JAKARTA - Bukan rahasia jika jumlah paten yang dihasilkan para peneliti Indonesia masih tergolong rendah. Data Kementerian Hukum dan HAM menunjukkan, hingga 2011, dari sekira 83 ribu paten, baru sebanyak lima ribu paten dari orang Indonesia. Sementara sisanya merupakan paten orang asing.
Menurut Wakil Dekan Bidang Penelitian, Pengabdian Kepada Masyarakat, dan Kerja Sama Fakultas Kedokteran Universitas Gadjah Mada (UGM) Yogyakarta Adi Utarini, rumitnya birokrasi menjadi salah satu penyebab minimnya jumlah paten di Indonesia. Apalagi di bidang kesehatan.
Hal itu, berdampak pada pemenuhan kebutuhan alat medis dan produk kesehatan yang sangat bergantung pada impor. Bayangkan saja, sekira 90 persen alat kesehatan yang digunakan di Indonesia merupakan produk impor.

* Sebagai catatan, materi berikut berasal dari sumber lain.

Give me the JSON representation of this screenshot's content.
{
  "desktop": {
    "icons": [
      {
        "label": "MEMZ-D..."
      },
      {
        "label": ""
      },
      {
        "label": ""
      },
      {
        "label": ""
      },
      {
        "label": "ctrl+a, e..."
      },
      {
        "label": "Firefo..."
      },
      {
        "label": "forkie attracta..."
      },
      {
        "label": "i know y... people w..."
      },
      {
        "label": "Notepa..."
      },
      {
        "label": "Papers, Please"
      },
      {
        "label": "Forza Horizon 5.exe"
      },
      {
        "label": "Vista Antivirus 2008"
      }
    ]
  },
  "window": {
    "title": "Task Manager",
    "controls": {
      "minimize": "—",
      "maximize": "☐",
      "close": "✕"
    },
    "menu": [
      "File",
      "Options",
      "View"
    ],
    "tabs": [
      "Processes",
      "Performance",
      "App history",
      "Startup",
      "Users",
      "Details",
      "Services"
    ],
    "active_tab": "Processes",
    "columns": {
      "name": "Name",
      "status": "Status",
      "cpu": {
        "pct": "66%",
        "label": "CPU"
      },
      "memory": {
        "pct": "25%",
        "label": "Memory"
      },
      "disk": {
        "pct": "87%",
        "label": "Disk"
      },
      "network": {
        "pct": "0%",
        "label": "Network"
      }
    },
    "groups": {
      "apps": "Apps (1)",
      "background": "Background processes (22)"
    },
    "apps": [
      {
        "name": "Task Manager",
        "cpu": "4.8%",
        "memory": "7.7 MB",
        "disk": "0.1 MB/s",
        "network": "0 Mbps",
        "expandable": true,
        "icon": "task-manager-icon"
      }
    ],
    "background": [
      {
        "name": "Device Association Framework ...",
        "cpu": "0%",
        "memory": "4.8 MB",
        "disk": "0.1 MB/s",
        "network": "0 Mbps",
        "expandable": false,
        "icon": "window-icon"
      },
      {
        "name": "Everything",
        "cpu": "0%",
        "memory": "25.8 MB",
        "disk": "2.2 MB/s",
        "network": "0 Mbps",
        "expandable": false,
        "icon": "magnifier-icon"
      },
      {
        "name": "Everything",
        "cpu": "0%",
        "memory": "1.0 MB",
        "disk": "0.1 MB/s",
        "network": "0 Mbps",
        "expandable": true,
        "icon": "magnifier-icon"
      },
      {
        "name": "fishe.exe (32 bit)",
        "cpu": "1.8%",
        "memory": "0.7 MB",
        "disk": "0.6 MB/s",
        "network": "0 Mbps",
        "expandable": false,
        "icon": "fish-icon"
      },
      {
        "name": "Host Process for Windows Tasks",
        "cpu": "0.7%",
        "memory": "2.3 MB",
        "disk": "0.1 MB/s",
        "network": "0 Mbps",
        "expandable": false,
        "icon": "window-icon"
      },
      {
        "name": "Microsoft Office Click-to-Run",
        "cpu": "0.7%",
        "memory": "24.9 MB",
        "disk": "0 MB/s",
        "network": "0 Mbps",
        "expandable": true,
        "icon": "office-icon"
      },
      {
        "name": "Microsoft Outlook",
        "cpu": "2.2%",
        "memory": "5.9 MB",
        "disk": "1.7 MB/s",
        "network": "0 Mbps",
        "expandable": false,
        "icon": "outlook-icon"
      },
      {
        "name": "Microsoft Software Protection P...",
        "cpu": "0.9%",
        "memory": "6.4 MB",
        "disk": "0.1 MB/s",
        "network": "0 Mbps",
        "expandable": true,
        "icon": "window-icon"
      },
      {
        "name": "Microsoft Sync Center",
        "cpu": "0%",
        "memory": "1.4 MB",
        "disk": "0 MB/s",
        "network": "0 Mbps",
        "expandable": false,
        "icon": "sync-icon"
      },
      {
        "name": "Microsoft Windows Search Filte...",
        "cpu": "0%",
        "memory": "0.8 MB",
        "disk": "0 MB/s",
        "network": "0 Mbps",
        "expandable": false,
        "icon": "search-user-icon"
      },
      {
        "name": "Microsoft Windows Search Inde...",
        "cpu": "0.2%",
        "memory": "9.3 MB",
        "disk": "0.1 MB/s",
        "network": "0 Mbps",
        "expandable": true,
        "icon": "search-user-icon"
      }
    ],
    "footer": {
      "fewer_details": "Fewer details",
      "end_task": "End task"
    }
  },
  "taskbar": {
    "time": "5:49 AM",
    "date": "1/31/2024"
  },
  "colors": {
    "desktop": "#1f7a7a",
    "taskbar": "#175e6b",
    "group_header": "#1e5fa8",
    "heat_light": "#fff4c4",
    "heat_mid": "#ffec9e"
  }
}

Padahal, alat-alat kesehatan tersebut bisa diproduksi secara mandiri oleh masyarakat Indonesia. “Banyak alat-alat kesehatan yang saat ini diimpor sebenarnya alat-alat yang sederhana dan seharusnya bisa diproduksi di dalam negeri,” ujar Utarini, seperti dilansir dari situs UGM, Kamis (23/10/2014).
Utarini menyebut, tidak sedikit peneliti Indonesia yang telah menciptakan alat medis dan produk kesehatan inovatif. Namun, kebanyakan temuan mereka belum dipatenkan karena terkendala proses mendapatkan paten yang rumit dan memakan waktu dan biaya besar.